« L’abus sexuel n’est pas seulement une violation des limites — c’est une rupture dans le tissu même du soi. Il touche non seulement l’esprit et les émotions, mais aussi la respiration, les fascias, la posture et le sentiment le plus profond de sécurité incarnée. »
Qu’est-ce que le comportement sexuel transgressif ?
L’abus sexuel englobe toute forme de comportement sexuel transgressif — verbal, physique ou relationnel — quelle que soit l’intention. Cela inclut :
- Contraintes à des actes sexuels
- Contacts sexuels non désirés
- Surveillance sexualisée (être observé ou contraint à observer des actes sexuels)
- Harcèlement, manipulation, chantage ou « grooming »

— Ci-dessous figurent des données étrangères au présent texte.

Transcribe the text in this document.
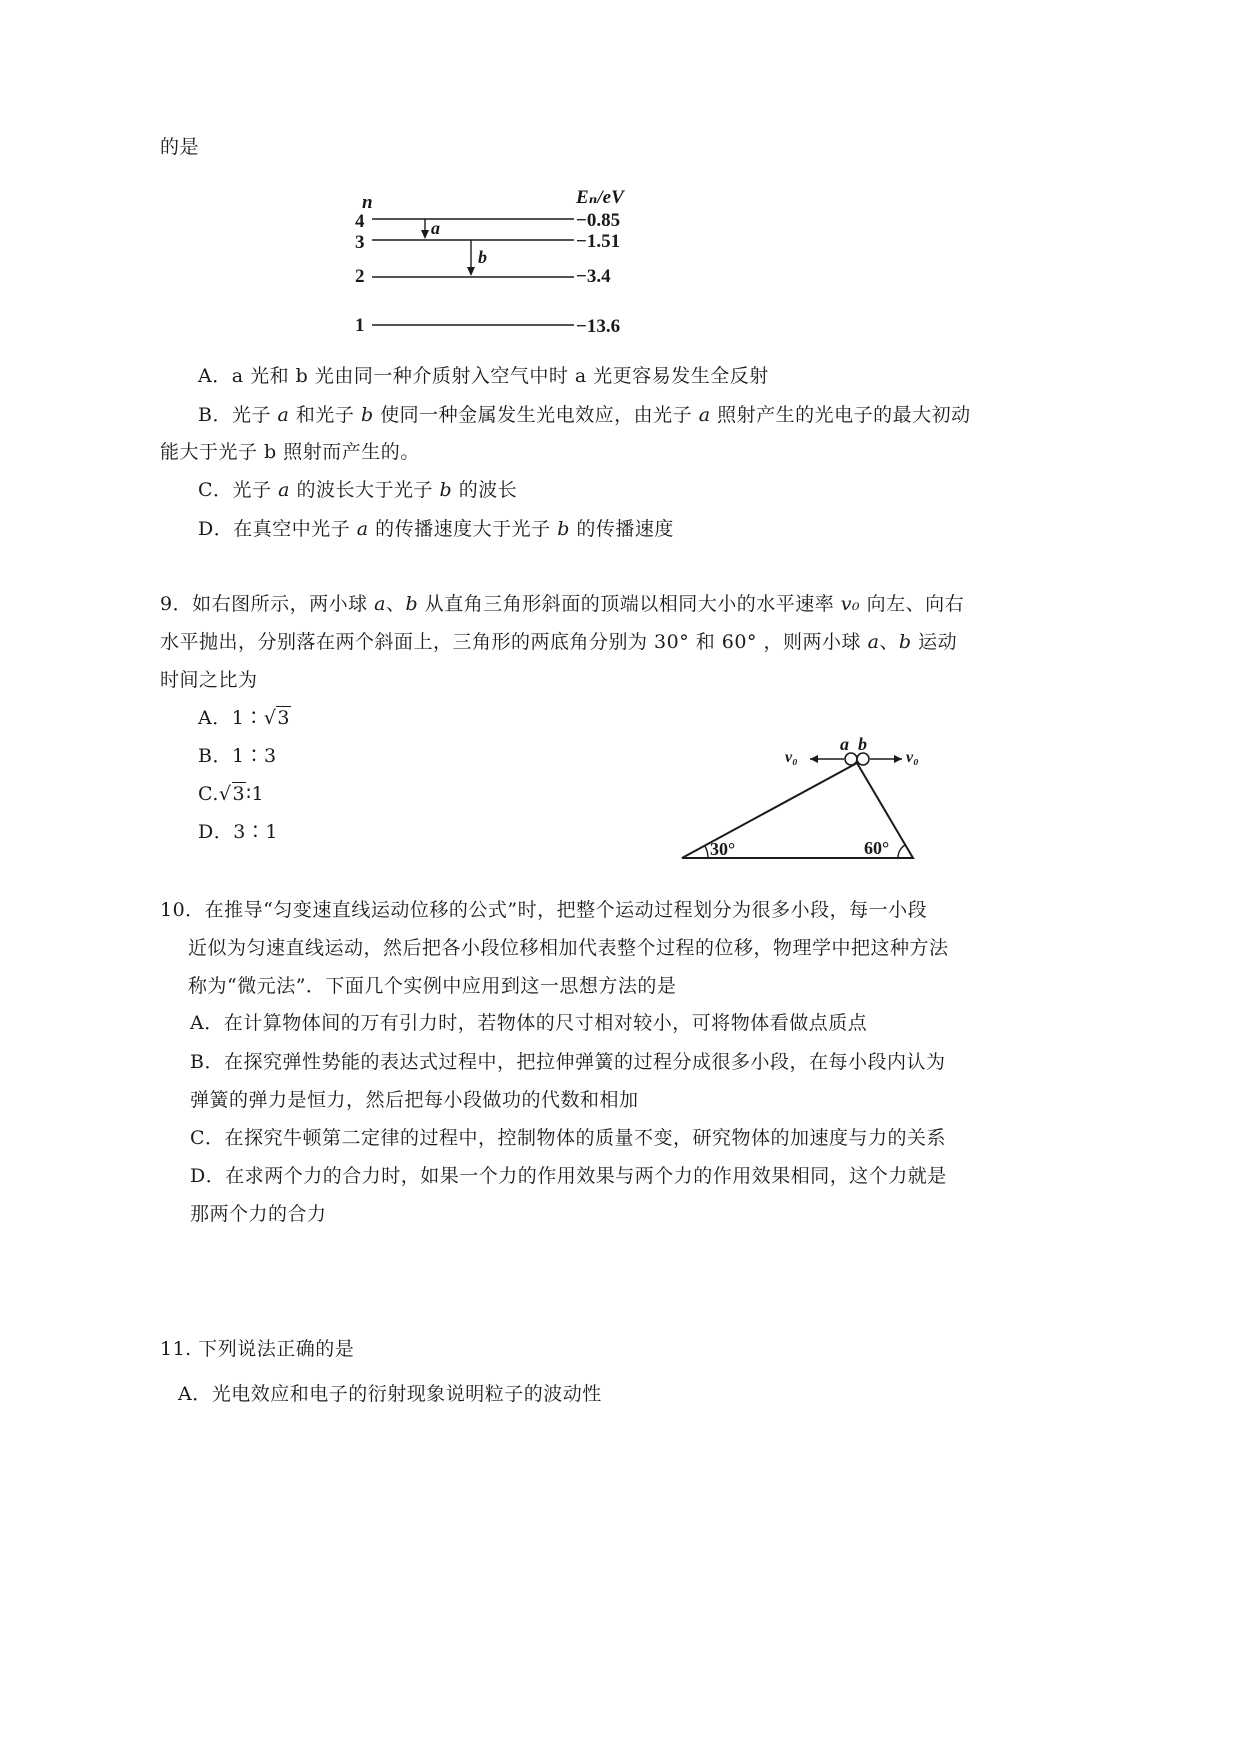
的是
n	Eₙ/eV
4	−0.85
3	−1.51
2	−3.4
1	−13.6
a
b
A．a 光和 b 光由同一种介质射入空气中时 a 光更容易发生全反射
B．光子 a 和光子 b 使同一种金属发生光电效应，由光子 a 照射产生的光电子的最大初动
能大于光子 b 照射而产生的。
C．光子 a 的波长大于光子 b 的波长
D．在真空中光子 a 的传播速度大于光子 b 的传播速度
9．如右图所示，两小球 a、b 从直角三角形斜面的顶端以相同大小的水平速率 v₀ 向左、向右
水平抛出，分别落在两个斜面上，三角形的两底角分别为 30° 和 60° ，则两小球 a、b 运动
时间之比为
A．1∶√3
B．1∶3
C.√3∶1
D．3∶1
a b
v₀	v₀
30°	60°
10．在推导“匀变速直线运动位移的公式”时，把整个运动过程划分为很多小段，每一小段
近似为匀速直线运动，然后把各小段位移相加代表整个过程的位移，物理学中把这种方法
称为“微元法”．下面几个实例中应用到这一思想方法的是
A．在计算物体间的万有引力时，若物体的尺寸相对较小，可将物体看做点质点
B．在探究弹性势能的表达式过程中，把拉伸弹簧的过程分成很多小段，在每小段内认为
弹簧的弹力是恒力，然后把每小段做功的代数和相加
C．在探究牛顿第二定律的过程中，控制物体的质量不变，研究物体的加速度与力的关系
D．在求两个力的合力时，如果一个力的作用效果与两个力的作用效果相同，这个力就是
那两个力的合力
11. 下列说法正确的是
A．光电效应和电子的衍射现象说明粒子的波动性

- Viol et violence physique
- Abus sexuel au sein des relations de couple ou des systèmes familiaux
Le point commun est que la personne soumise à ces comportements ne peut pas refuser ni se retirer en toute sécurité — en raison de contraintes, de déséquilibres de pouvoir, de manipulations émotionnelles ou de menaces.
L’abus sexuel est une violation profonde de l’intégrité psychologique, relationnelle et corporelle. Il perturbe non seulement le sentiment du soi, mais aussi la relation au corps, aux limites et au monde relationnel.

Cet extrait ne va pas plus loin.